Live elephant exports from Thailand and South Africa will be on the CITES agenda

From ANIMAL PEOPLE, September 2004:

BANGKOK, JOHANNESBURG –Live elephant exports as well as
ivory sales may come under heated discussion at the 2004 Convention
on International Trade in Endangered Species conference in Bangkok,
opening on October 1.
CITES host nations often win special concessions, and
would-be Thai elephant merchants have been lobbying the Thai
government to seek looser elephant export restrictions, Friends of
the Asian Elephant foundation secretary-general Soraida Salwada
recently warned Somask Suksai of the Bangkok Post.
“Some private firms want the government to agree on free
trade in elephants, particularly those in the care of the Forest
Industry Organization,” Soraida Salwada said. “The private firms
have tried to convince the government that many elephants can be used
for commercial purposes.”
Soraida Salwada said there are now 2,600 Thai elephants in
captivity, and about 2,000 in the wild.
South African elephant exports have escalated over the past
two years, after a five-year hiatus from July 1998 until July 2003
while the notorious “Tuli elephants” case was before the courts.
African Game Services owner Riccardo Ghiazza and one of his staff
were convicted of cruelty to the 30 young elephants, captured in the
Tuli district of Botswana for sale to zoos.

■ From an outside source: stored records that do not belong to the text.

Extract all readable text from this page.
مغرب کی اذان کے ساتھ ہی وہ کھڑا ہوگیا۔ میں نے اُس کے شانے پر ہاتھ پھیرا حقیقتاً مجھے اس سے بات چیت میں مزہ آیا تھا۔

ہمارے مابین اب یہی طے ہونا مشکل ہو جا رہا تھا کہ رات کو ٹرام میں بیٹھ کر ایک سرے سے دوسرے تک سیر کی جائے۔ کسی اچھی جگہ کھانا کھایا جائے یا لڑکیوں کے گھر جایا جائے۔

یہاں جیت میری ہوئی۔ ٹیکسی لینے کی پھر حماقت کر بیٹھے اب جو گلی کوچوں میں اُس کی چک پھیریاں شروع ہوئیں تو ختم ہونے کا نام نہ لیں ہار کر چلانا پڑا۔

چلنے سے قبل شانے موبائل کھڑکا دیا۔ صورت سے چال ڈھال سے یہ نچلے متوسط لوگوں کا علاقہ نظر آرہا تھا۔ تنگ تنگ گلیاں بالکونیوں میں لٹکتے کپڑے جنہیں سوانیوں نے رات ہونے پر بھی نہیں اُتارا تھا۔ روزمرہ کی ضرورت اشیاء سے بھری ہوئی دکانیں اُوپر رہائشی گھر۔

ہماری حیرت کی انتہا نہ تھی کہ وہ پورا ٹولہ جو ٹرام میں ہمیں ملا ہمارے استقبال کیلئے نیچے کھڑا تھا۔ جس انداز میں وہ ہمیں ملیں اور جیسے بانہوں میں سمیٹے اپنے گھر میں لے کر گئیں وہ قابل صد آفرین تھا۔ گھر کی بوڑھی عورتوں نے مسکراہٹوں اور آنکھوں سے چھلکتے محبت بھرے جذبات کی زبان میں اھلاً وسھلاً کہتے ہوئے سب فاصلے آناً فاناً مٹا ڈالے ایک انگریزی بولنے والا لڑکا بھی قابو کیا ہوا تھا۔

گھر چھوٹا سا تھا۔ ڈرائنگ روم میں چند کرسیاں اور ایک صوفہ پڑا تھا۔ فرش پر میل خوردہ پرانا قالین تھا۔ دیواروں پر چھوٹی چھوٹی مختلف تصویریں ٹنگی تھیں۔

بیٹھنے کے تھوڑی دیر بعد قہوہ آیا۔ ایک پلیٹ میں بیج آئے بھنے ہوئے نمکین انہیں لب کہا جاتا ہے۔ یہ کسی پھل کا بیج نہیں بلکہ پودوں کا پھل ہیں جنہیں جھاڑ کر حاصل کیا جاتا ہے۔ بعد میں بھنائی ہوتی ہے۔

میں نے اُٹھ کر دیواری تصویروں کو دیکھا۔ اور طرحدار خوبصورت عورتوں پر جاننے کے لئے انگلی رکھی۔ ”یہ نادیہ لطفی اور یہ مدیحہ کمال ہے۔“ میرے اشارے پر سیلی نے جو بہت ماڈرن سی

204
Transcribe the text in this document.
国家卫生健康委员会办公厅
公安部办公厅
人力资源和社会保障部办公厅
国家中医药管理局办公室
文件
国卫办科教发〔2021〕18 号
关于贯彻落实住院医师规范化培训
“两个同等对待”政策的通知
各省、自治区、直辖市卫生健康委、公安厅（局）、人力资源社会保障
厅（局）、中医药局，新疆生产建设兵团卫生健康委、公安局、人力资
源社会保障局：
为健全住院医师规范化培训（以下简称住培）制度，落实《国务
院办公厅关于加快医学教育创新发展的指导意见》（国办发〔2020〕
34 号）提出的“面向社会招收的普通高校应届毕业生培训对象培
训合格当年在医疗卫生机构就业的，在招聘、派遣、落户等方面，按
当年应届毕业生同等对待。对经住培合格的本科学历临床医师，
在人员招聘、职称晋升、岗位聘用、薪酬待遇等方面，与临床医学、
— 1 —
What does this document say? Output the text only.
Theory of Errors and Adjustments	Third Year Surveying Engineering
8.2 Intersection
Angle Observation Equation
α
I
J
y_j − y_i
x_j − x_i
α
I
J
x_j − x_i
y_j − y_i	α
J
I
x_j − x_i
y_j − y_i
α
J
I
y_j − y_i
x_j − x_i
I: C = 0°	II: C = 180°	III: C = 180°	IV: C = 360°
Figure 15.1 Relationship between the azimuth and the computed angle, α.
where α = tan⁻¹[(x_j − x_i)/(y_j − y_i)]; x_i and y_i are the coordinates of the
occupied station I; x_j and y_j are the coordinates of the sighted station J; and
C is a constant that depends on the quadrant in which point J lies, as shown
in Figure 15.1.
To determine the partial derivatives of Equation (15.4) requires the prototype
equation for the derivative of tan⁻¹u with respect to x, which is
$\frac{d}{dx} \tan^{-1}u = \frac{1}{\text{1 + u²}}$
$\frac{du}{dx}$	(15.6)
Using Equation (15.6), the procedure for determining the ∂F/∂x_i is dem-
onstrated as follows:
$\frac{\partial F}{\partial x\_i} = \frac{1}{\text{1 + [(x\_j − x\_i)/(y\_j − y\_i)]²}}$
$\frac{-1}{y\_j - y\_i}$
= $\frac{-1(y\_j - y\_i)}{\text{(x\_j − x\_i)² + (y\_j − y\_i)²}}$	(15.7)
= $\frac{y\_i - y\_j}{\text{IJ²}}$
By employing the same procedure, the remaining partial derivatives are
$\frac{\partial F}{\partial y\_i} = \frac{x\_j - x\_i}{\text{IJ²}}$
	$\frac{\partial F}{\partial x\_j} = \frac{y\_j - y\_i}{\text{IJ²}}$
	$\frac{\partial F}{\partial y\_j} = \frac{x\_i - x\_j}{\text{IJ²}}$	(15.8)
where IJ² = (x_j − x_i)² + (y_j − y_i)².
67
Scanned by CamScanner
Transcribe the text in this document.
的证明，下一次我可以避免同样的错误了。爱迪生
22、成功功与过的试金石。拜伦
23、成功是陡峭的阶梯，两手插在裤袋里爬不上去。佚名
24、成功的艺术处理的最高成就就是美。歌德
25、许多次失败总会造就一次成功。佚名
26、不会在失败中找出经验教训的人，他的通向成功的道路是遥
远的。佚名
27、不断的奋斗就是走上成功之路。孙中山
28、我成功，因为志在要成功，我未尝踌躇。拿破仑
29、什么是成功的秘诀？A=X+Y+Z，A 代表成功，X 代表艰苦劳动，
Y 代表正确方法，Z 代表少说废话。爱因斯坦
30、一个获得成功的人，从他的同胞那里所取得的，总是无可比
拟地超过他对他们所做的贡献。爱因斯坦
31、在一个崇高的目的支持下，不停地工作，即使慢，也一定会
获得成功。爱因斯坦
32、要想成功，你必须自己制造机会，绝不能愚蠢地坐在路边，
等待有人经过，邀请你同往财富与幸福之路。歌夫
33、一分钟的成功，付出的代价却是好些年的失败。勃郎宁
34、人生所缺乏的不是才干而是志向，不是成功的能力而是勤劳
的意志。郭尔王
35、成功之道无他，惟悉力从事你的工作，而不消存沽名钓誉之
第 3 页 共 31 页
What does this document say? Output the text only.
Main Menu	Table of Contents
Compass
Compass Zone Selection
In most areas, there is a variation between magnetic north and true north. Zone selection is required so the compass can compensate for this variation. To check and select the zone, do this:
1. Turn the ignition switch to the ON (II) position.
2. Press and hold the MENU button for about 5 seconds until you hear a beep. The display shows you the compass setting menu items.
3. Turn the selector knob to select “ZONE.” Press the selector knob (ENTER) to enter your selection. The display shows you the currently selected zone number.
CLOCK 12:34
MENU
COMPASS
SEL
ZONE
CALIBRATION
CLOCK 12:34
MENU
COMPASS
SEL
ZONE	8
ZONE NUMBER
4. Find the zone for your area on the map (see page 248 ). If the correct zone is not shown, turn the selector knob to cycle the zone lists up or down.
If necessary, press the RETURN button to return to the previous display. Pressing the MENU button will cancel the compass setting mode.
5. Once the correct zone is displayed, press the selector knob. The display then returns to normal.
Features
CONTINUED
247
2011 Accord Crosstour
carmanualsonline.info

The case was barely concluded when three young elephants were
sold to a zoo in the Czech Republic, four were sold to Mexico,
seven were sent to the San Diego Zoo, and four went to the Lowry
Park Zoo in Florida.
In January 2004 Johannes-burg Mail & Guardian writer Fiona
Macleod charged that, “Six adult members of a herd were gunned down
in Mpumalanga and their eight babies were kidnapped for sale to
exhibition parks,” in a reprise of the practices that were
supposedly abolished as inhumane due to the outcry resulting from the
Tuli case.
Four of the baby elephants were sent to the Knysna Elephant
Park in the Western Cape region, while the other four were to go to
the Elephant Sanctuary, owned by Craig Saunders, Macleod reported.
Saunders was a defendant in the Tuli case, but all charges against
him were eventually dismissed.
In May 2004 South African National Park Service chief David
Mabunda reiterated that SANParks is still observing a nine-year-old
policy of not engaging in lethal elephant culls, but live exports
continued with the August 2004 sale of four young elephants to China
and three to Poland.
In the interim, SANParks ordered rangers at the
Hluhluwe-Imfolozi National Park in KwaZulu-Natal to immediately shoot
young elephant bulls who consistently display aggressive behavior.
Three young elephant bulls were shot during July for attacking
rhinos, tourists’ cars, and wildlife staff.
Ezemvelo KwaZulu-Natal Wildlife agency spokesperson Jeff
Gaisford told Johannesburg Satur-day Star reporter Tony Carnie that
about 180 elephants orphaned by culling at Kruger National Park in
the 1980s were taken to Hluhluwe-Imfolozi, where at the time there
were no older bulls to teach them proper behavior. Many of the young
bulls became abnormally aggressive, killing nearly 60 white rhinos
within the past 10 years. This behavior has rarely been seen
anywhere else.
Controversy over alleged culling by covert means erupted on a
second front in July 2004 when Fiona Macleod disclosed that “Police
and conservation officials are investigating the ‘hunting’ of a
Kruger elephant bull within hours of his delivery” to hunting
outfitter Hugo Ras of the Orion Safari Lodge near Rustenberg.
“Sedated and disoriented, after being plucked from the wild
and transported, the bull was reportedly shot by a Texas oil
magnate,” Mcleod wrote.
The bull was one of four who were sold to Ras by the Sabi
Sands game reserve on the western edge of Kruger, Mcleod said.
“The reserve says it has an overpopulation of elephants
coming from Kruger,” Macleod explained. “Sabi Sands has sold about
80 elephants to private buyers in the past two years, and plans to
sell more.”
Ras insisted that the elephant was shot, in apparent
contravention of the Sabi Sands terms of sale, after breaking out of
confinement and “causing mayhem.”
Noted Macleod, “Ras has faced a number of charges of illegal
hunting in Limpopo and KwaKullu-Natal. Limpopo officials say they
are investigating him in connection with further irregularities.”